Four people have been convicted over the theft of £3 million of Viking treasure which could unlock secrets to the early days of a united England.
A trove of 300 coins and rare pieces of jewellery from the 9th century AD were sold to private collectors before historians and museum experts could glean the history from the find.
The pair have now been convicted at Worcester Crown Court of stealing the find, illegally concealing it from the authorities and then selling off coins to private collectors.
A jury also found two other men, 60-year-old Paul Wells and Simon Wicks, 57, guilty of conspiring to conceal the hoard.
Wicks was also found guilty of helping sell off the coins for cash.
The find dates from a tumultuous period of history in which Alfred the Great, then just King of Wessex, fought a series of battles against the Vikings.
Dr Gareth Williams, curator of early medieval coinage at the British Museum, said: "It is not just the theft of the objects that is important in this case.
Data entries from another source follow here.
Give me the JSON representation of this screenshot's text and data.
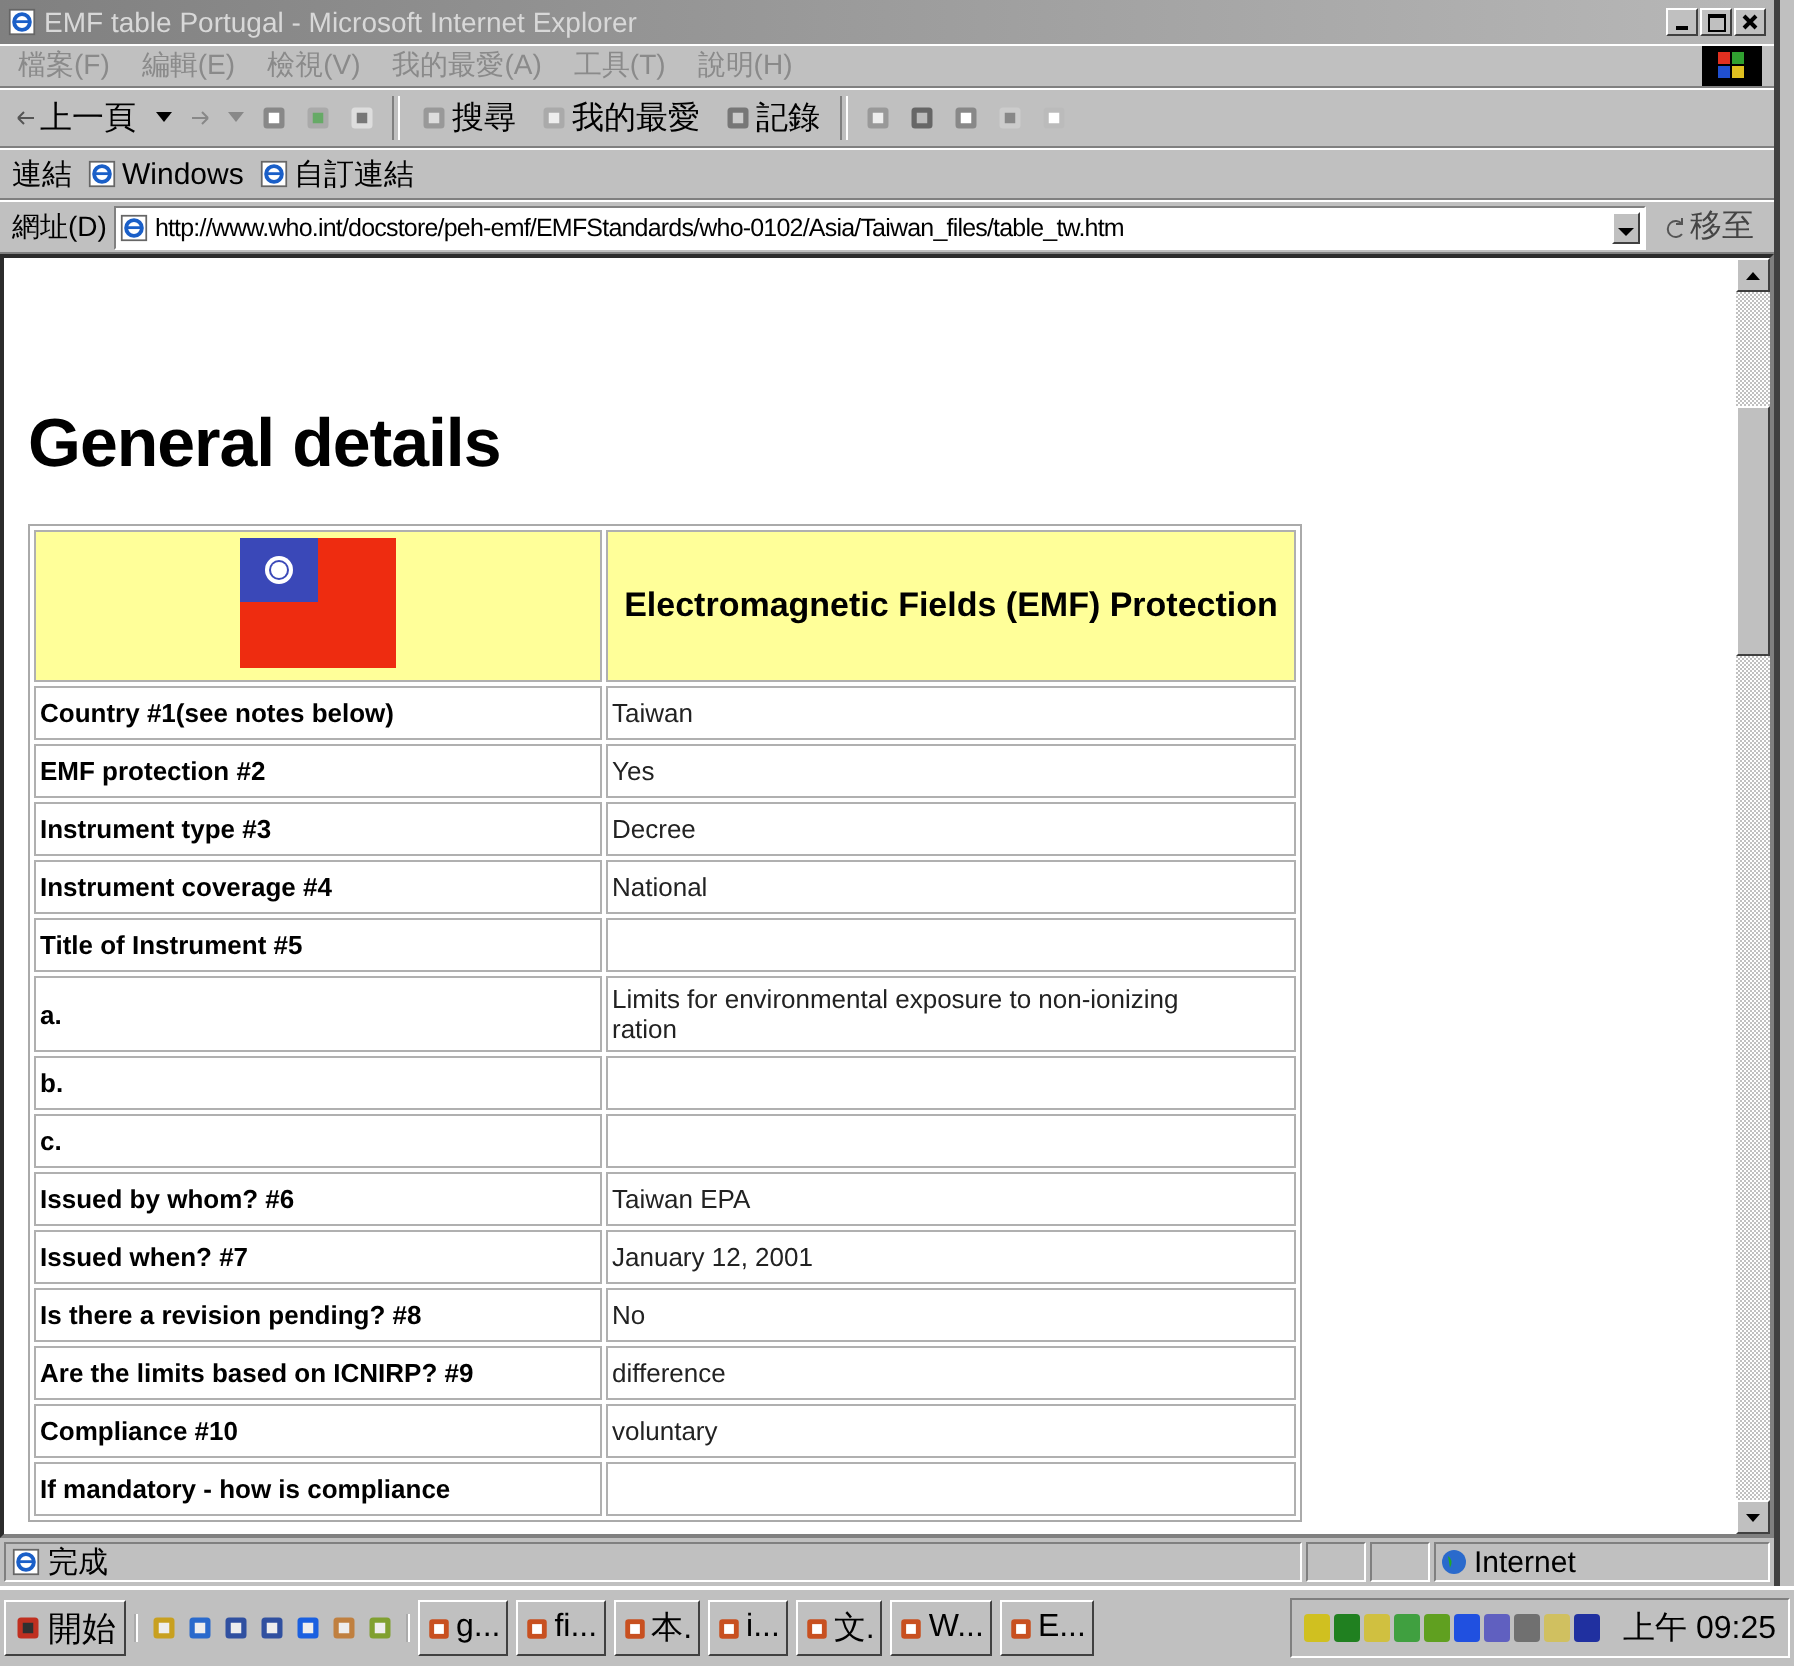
{
  "window": {
    "title": "EMF table Portugal - Microsoft Internet Explorer"
  },
  "menu": [
    "檔案(F)",
    "編輯(E)",
    "檢視(V)",
    "我的最愛(A)",
    "工具(T)",
    "說明(H)"
  ],
  "toolbar": {
    "back": "上一頁",
    "search": "搜尋",
    "favorites": "我的最愛",
    "history": "記錄"
  },
  "links_bar": {
    "label": "連結",
    "links": [
      "Windows",
      "自訂連結"
    ]
  },
  "address_bar": {
    "label": "網址(D)",
    "value": "http://www.who.int/docstore/peh-emf/EMFStandards/who-0102/Asia/Taiwan_files/table_tw.htm",
    "go": "移至"
  },
  "page": {
    "heading": "General details",
    "table_header": "Electromagnetic Fields (EMF) Protection",
    "rows": [
      {
        "label": "Country #1(see notes below)",
        "value": "Taiwan"
      },
      {
        "label": "EMF protection #2",
        "value": "Yes"
      },
      {
        "label": "Instrument type #3",
        "value": "Decree"
      },
      {
        "label": "Instrument coverage #4",
        "value": "National"
      },
      {
        "label": "Title of Instrument #5",
        "value": ""
      },
      {
        "label": "a.",
        "value": "Limits for environmental exposure to non-ionizing ration"
      },
      {
        "label": "b.",
        "value": ""
      },
      {
        "label": "c.",
        "value": ""
      },
      {
        "label": "Issued by whom? #6",
        "value": "Taiwan EPA"
      },
      {
        "label": "Issued when? #7",
        "value": "January 12, 2001"
      },
      {
        "label": "Is there a revision pending? #8",
        "value": "No"
      },
      {
        "label": "Are the limits based on ICNIRP? #9",
        "value": "difference"
      },
      {
        "label": "Compliance #10",
        "value": "voluntary"
      },
      {
        "label": "If mandatory - how is compliance",
        "value": ""
      }
    ]
  },
  "status_bar": {
    "text": "完成",
    "zone": "Internet"
  },
  "taskbar": {
    "start": "開始",
    "tasks": [
      "g...",
      "fi...",
      "本.",
      "i...",
      "文.",
      "W...",
      "E..."
    ],
    "clock": "上午 09:25"
  }
}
"It is the fact that the knowledge has effectively been stolen from everyone."
He added: "It dates from after, I would say, Alfred has got that new ambition of being king of the Angles and the Saxons.
"You could say it's the first hoard of this newly united kingdom that would later become Anglo-Saxon."
The trial heard only a single silver ingot, three jewellery items and 31 of the coins have been recovered.
Photos on Davies' phone - deleted and then recovered by police - showed many more items dug out of the ground on farmland near Leominster, including more ingots and up to 300 coins.
Among the coinage were five rare "Two Emperor" pennies suggesting an alliance between Alfred and the last King of Mercia, Ceonwulf II, and bearing both men's image, worth up to £50,000 apiece.
There was also a "hugely significant" gold serpent's head arm bangle and "showpiece" gold ring, both from the era, and a fifth-century rock crystal pendant intricately chased in gold, probably of Frankish origin.
The items recovered - including five coins found stitched in the lining of a magnifying glass case - are now safely under lock and key at the British Museum.
Explaining the hoard's importance, Dr Williams, who gave expert evidence during the trial, said: "It is potentially extremely important.
"The difficulty is we don't have all of it and therefore we can only guess at the full importance."
He added the find was discovered before the Watlington Hoard, from the same era, in 2015, and was probably buried earlier.
The trove was likely looted by Vikings, with Dr Williams adding it was originally "likely to have been sitting in a royal or church treasury somewhere", and Leominster was the site of an important monastery at the time.
"If we had the whole of the two (hoards) we'd have a much clearer understanding of that period," added Dr Williams.
Turning to the loss of much of the Leominster hoard, he said: "This is a find of national importance from a key moment in the unification of England.
"So it comes just at the moment when the Vikings were attacking in a large way.
"There were several different Anglo-Saxon kingdoms, two of which had already been defeated and conquered and a third was struggling.
"What this (hoard) shows is the king of Mercia, Ceolwulf II, was involved in an active alliance with Alfred of Wessex."
Little is known of Ceolwulf other than he reigned for five years, 874-879.
The coins marking the alliance were then driven out of circulation by Alfred soon afterwards, with only "passing references" which are dismissive of Ceolwulf in accounts of the time.
Dr Williams said: "In 879, Alfred is starting that process of re-writing of history."
He added: "Ceolwulf is completely dismissed, and yet the coins with these two hoards, is showing the alliance between Alfred and Ceolwulf.
"Then he just mysteriously disappears .
"All of a sudden Alfred has got his kingdom and in fact is then dividing up that kingdom.
"You'd think him getting hold of another kingdom would be worth celebrating, which suggests his getting hold of it was not entirely creditable.
"The hoard sheds some light on that period."
Dr Williams added: "All of that is lost. We will probably never know entirely what was in it. I am still hoping more may yet be recovered.
"One of the things we will be doing, once this case is over, is looking at things in more detail, because everything has been sitting in evidence bags in a cupboard."
Powell, of Kirby Lane, Newport, Davies, of Cardiff Road, Pontypridd, Wells, of Newport Road, Cardiff, and Wicks, of Hawks Road, Hailsham, East Sussex, will be sentenced at a later date.